После спокойной речи Рабуса разговор пошёл в ином направлении. Теперь поселенцы не бросали на выходцев косых, а подчас и откровенно-недружелюбных взглядов, безмолвно обвиняя их во всех своих бедах. Выступления стали коротким и по существу.

Расходились поздно вечером.

Зодчего, собиравшегося отправиться в трок Фархада, остановил Легонт.

— Отец просил тебя зайти, как только здесь всё закончится.

Зодчий кивнул головой, после чего знакомой дорогой поспешил к главе рода.

Амвросию за последние дни стало хуже. Щёки ввалились, обрисовав острые скулы, дыхание сделалось частым, прерывистым. И только глаза продолжали сверкать на угасающем лице.

Зодчий поздоровался, вежливо поинтересовался здоровьем старца. Амвросий ответил с вымученной улыбкой на обмётанных от внутреннего жара губах:

— О здоровье нужно у девушек молодых спрашивать — им ещё только предстоит подарить миру новую жизнь, а у стариков надо о душе интересоваться: готов ли он к дороге дальней, успел ли собороваться как положено.

Зодчий молчал, с грустью наблюдая трагические перемены в теле Амвросия.

— Но я позвал тебя не для того, чтобы причаститься — ты ведь даже не верующий! — хриплый голос Амвросия в продолжение короткой речи несколько раз прерывался.

— Верить можно по-разному… — тихо возразил Зодчий.

— Верно, — согласился Амвросий. — Но всегда на первом месте стоит вопрос — в кого верить. И уже потом — как.

— Я верю в человека.

— Разве можно верить в абстрактного человека?

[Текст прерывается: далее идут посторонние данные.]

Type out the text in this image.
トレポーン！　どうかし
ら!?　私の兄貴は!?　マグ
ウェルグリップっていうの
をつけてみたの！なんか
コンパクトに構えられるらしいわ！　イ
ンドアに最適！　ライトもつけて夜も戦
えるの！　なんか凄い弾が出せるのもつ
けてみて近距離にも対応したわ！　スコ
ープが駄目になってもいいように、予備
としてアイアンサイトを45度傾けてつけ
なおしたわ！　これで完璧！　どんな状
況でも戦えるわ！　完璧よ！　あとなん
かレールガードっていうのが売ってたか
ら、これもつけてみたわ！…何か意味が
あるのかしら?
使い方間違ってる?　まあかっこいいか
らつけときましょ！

— Абстрактный человек не существует сам по себе. Он складывается из многих отдельных личностей. Для меня это, прежде всего, моё окружение.

— И поселенцы?

— Поселенцы в первую очередь.

— Даже после сегодняшних обвинений?

— Именно по этой причине.

— Странный ты, Зодчий. Теперь я понимаю, почему Арина к тебе так привязалась…

57

Прошло несколько дней.

Однажды на сторожевую башню, возвышавшуюся справа от трока Рабуса, и где сегодня дежурил Зодчий в паре с Гоблином, поднялась Наита. Хитрый Гоблин срочно обнаружил массу дел, которые отчего-то ждали его именно внизу. Не смотря на протестующие жесты Зодчего, он поспешно удалился.

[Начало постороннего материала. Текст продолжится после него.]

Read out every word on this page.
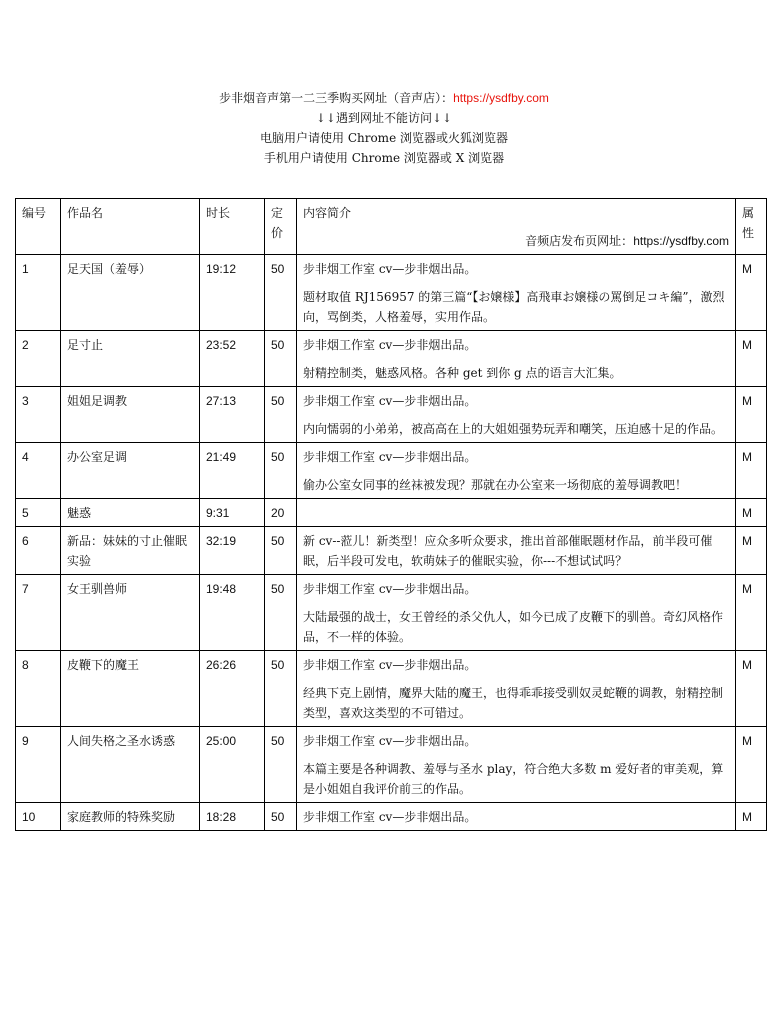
步非烟音声第一二三季购买网址（音声店）：https://ysdfby.com
↓↓遇到网址不能访问↓↓
电脑用户请使用 Chrome 浏览器或火狐浏览器
手机用户请使用 Chrome 浏览器或 X 浏览器
编号	作品名	时长	定价	内容简介
音频店发布页网址：https://ysdfby.com	属性
1	足天国（羞辱）	19:12	50	步非烟工作室 cv—步非烟出品。
题材取值 RJ156957 的第三篇“【お嬢様】高飛車お嬢様の罵倒足コキ編”，激烈向，骂倒类，人格羞辱，实用作品。	M
2	足寸止	23:52	50	步非烟工作室 cv—步非烟出品。
射精控制类，魅惑风格。各种 get 到你 g 点的语言大汇集。	M
3	姐姐足调教	27:13	50	步非烟工作室 cv—步非烟出品。
内向懦弱的小弟弟，被高高在上的大姐姐强势玩弄和嘲笑，压迫感十足的作品。	M
4	办公室足调	21:49	50	步非烟工作室 cv—步非烟出品。
偷办公室女同事的丝袜被发现？那就在办公室来一场彻底的羞辱调教吧！	M
5	魅惑	9:31	20		M
6	新品：妹妹的寸止催眠实验	32:19	50	新 cv--蒞儿！新类型！应众多听众要求，推出首部催眠题材作品，前半段可催眠，后半段可发电，软萌妹子的催眠实验，你---不想试试吗？	M
7	女王驯兽师	19:48	50	步非烟工作室 cv—步非烟出品。
大陆最强的战士，女王曾经的杀父仇人，如今已成了皮鞭下的驯兽。奇幻风格作品，不一样的体验。	M
8	皮鞭下的魔王	26:26	50	步非烟工作室 cv—步非烟出品。
经典下克上剧情，魔界大陆的魔王，也得乖乖接受驯奴灵蛇鞭的调教，射精控制类型，喜欢这类型的不可错过。	M
9	人间失格之圣水诱惑	25:00	50	步非烟工作室 cv—步非烟出品。
本篇主要是各种调教、羞辱与圣水 play，符合绝大多数 m 爱好者的审美观，算是小姐姐自我评价前三的作品。	M
10	家庭教师的特殊奖励	18:28	50	步非烟工作室 cv—步非烟出品。	M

Наита облокотилась о массивный парапет, окаймляющий навершие башни, молча протянула Зодчему книгу в яркой малиновой обложке.

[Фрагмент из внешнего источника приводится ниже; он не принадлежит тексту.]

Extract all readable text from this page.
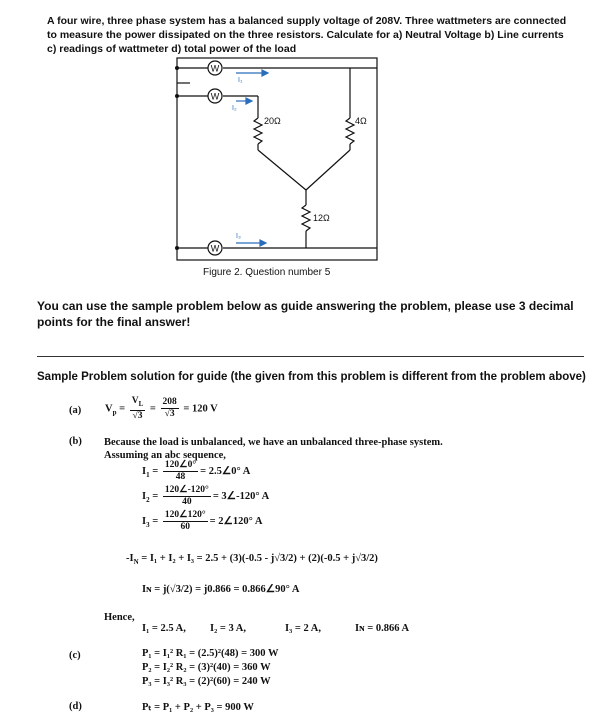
A four wire, three phase system has a balanced supply voltage of 208V. Three wattmeters are connected to measure the power dissipated on the three resistors. Calculate for a) Neutral Voltage b) Line currents c) readings of wattmeter d) total power of the load
W
W
W
I₁
I₂
I₃
20Ω	4Ω
12Ω
Figure 2. Question number 5
You can use the sample problem below as guide answering the problem, please use 3 decimal points for the final answer!
Sample Problem solution for guide (the given from this problem is different from the problem above)
(a)
(b)
(c)
(d)
$V_p = \frac{V_L}{√3} = \frac{208}{√3} = 120$ V
Because the load is unbalanced, we have an unbalanced three-phase system. Assuming an abc sequence,
$I_1 = \frac{120\angle 0^\circ}{48}$ = 2.5∠0° A
$I_2 = \frac{120\angle-120^\circ}{40}$ = 3∠-120° A
$I_3 = \frac{120\angle 120^\circ}{60}$ = 2∠120° A
$-I_N = I_1 + I_2 + I_3 = 2.5 + (3)(-0.5 - j√3/2) + (2)(-0.5 + j√3/2)$
Iɴ = j(√3/2) = j0.866 = 0.866∠90° A
Hence,
I₁ = 2.5 A, I₂ = 3 A,	I₃ = 2 A,	Iɴ = 0.866 A
P₁ = I₁² R₁ = (2.5)²(48) = 300 W
P₂ = I₂² R₂ = (3)²(40) = 360 W
P₃ = I₃² R₃ = (2)²(60) = 240 W
Pₜ = P₁ + P₂ + P₃ = 900 W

— Из последних? — поинтересовался Зодчий.

— Собаки не могут долго сидеть в вольере. Пришлось выпустить… — пояснила девушка.

Зодчий взял книгу.

— Почему именно эта? — спросил он.

— Она из твоего года… — задумчиво сказала Наита. — Из двухтысячного…

— А почему стихи? — не понял Зодчий.

— Арина сказала, иногда ты стихами думаешь…

— Вот уж не замечал! — удивился Зодчий, раскрывая книгу.

Страницы замелькали перед глазами, пока сознание спонтанно не выхватило несколько строчек:

 …Кто ты?! Что ты?.. Где твоя дорога?  Где тот дом, что помнит твои сны?..  Ты забыл о нём, как позабыл про Бога,  вымолив отсрочку до весны

Зодчий оторвался от книги, посмотрел на девушку. Наита за ним не следила, устремив взор в сторону невидимого отсюда Зокона. Выходец перелистнул ещё несколько страниц, пытаясь отыскать строки, созвучные с его душевными переживаниями.

 …Глотки надрывая, выпучив глаза  пошла штрафная рота, петляя как лоза.  Пока их сотня с гаком, но жизнь — пустой тростник.  Снег взвихрила пуля, и друг Серёга сник…

Зодчий аккуратно закрыл книгу. Сейчас бы что-нибудь из Омара Хайяма, но и великий узбек любил поиграть с темой смерти…

— Не понравилась? — оборачиваясь, спросила Наита.

— Отчего же! — возразил Зодчий. — Но здесь слишком много…

— Грусти?

— Какая же это грусть? Это даже не печаль, а полная безысходность!